Rafael Goyeneche of the Metropolitan Crime Commission says the IACP scores also failed to take into account potential problems in the candidates’ backgrounds.

“And what we quickly found out is some of the semifinalists have background issues that weren’t disclosed,” he said. “So, the people that conducted those interviews and made recommendations weren’t privy to background information.”

For example, Andres shot a man to death in 2014 after getting into a fight on a party bus while off-duty. A grand jury refused to charge him.

More recently, police unions in Henderson voted 95% no-confidence in Andres. After he retired there, he failed to get the police chief position in Victoria, Texas, a small city of about 65,000 residents in southeast Texas.

Kirkpatrick and Woodfork also have background issues that could affect their selection.

Kirkpatrick was fired by the Oakland Police Commission but won a whistleblower lawsuit in which she claimed the commission fired her as retaliation for exposing commission members for seeking favors from her. She also came under fire for taking no disciplinary action against five Oakland officers who were later fired for the fatal shooting of an unarmed homeless man.

Over her 34-year career at NOPD, Woodfork faced domestic violence allegations from fellow officers she dated and was suspended three times for lying to internal NOPD investigators. More recently, she was accused of intimidating Belden “Noonie Man” Batiste, a loud Cantrell critic, during a political dispute with one of Cantrell’s allies on the City Council, Jay Banks.

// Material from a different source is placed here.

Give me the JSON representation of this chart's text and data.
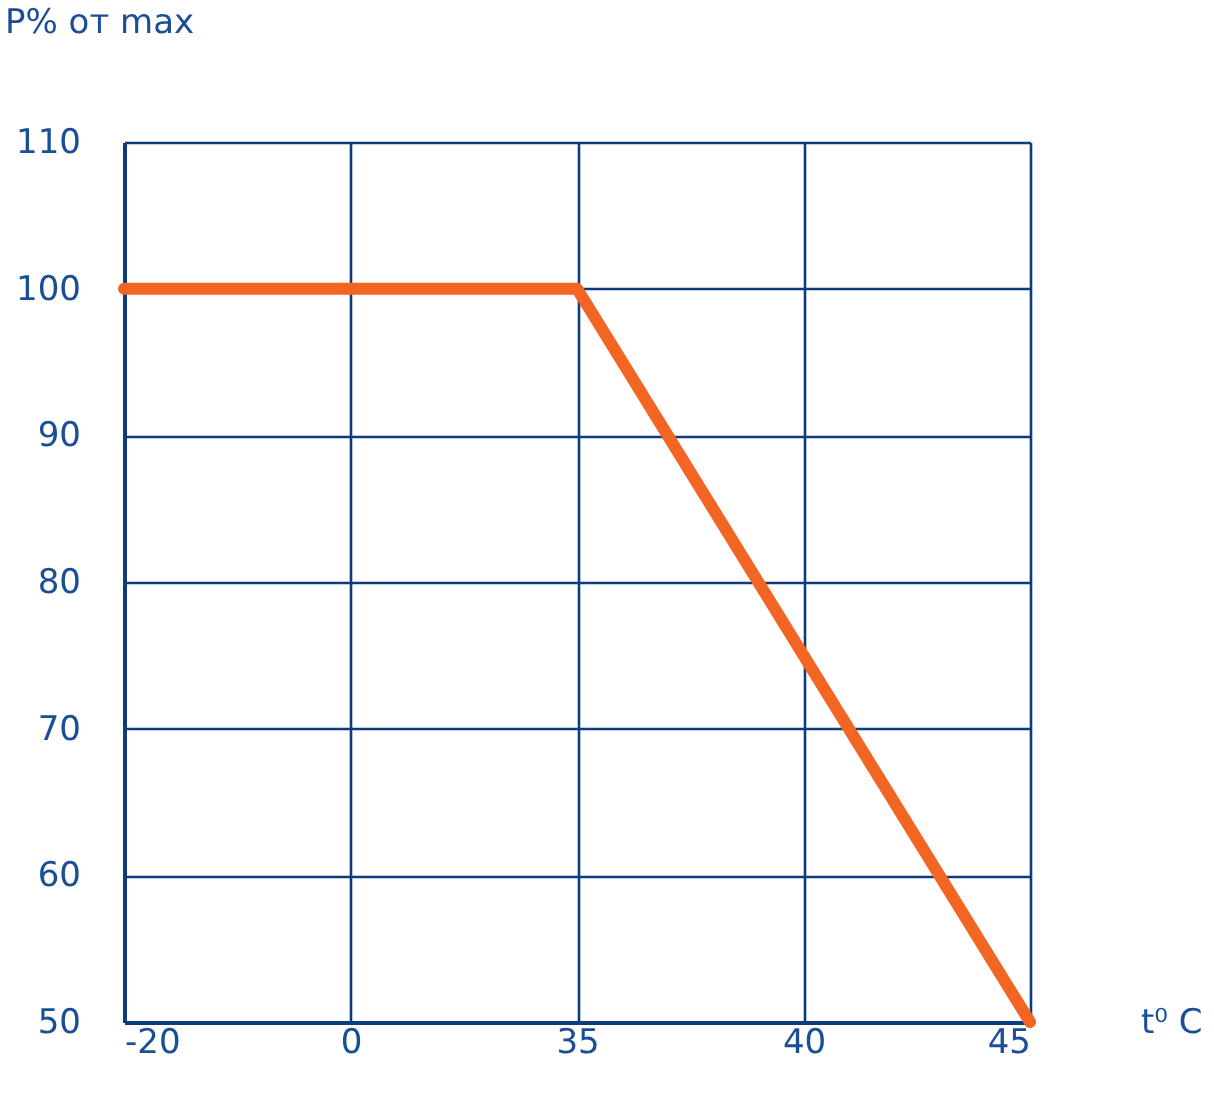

An internal investigation cleared Woodfork and other ranking officers who showed up at Batiste’s house.

Goyeneche couldn’t believe the IACP selection process didn’t include any background checks or review of candidates’ disciplinary records.

“If the City Council had been involved in this from the beginning … I would think that it would have been suggested that the background (checks) be done so that there’s not going to be anything in their backgrounds that would otherwise exclude them from being a viable candidate,” Goyeneche said.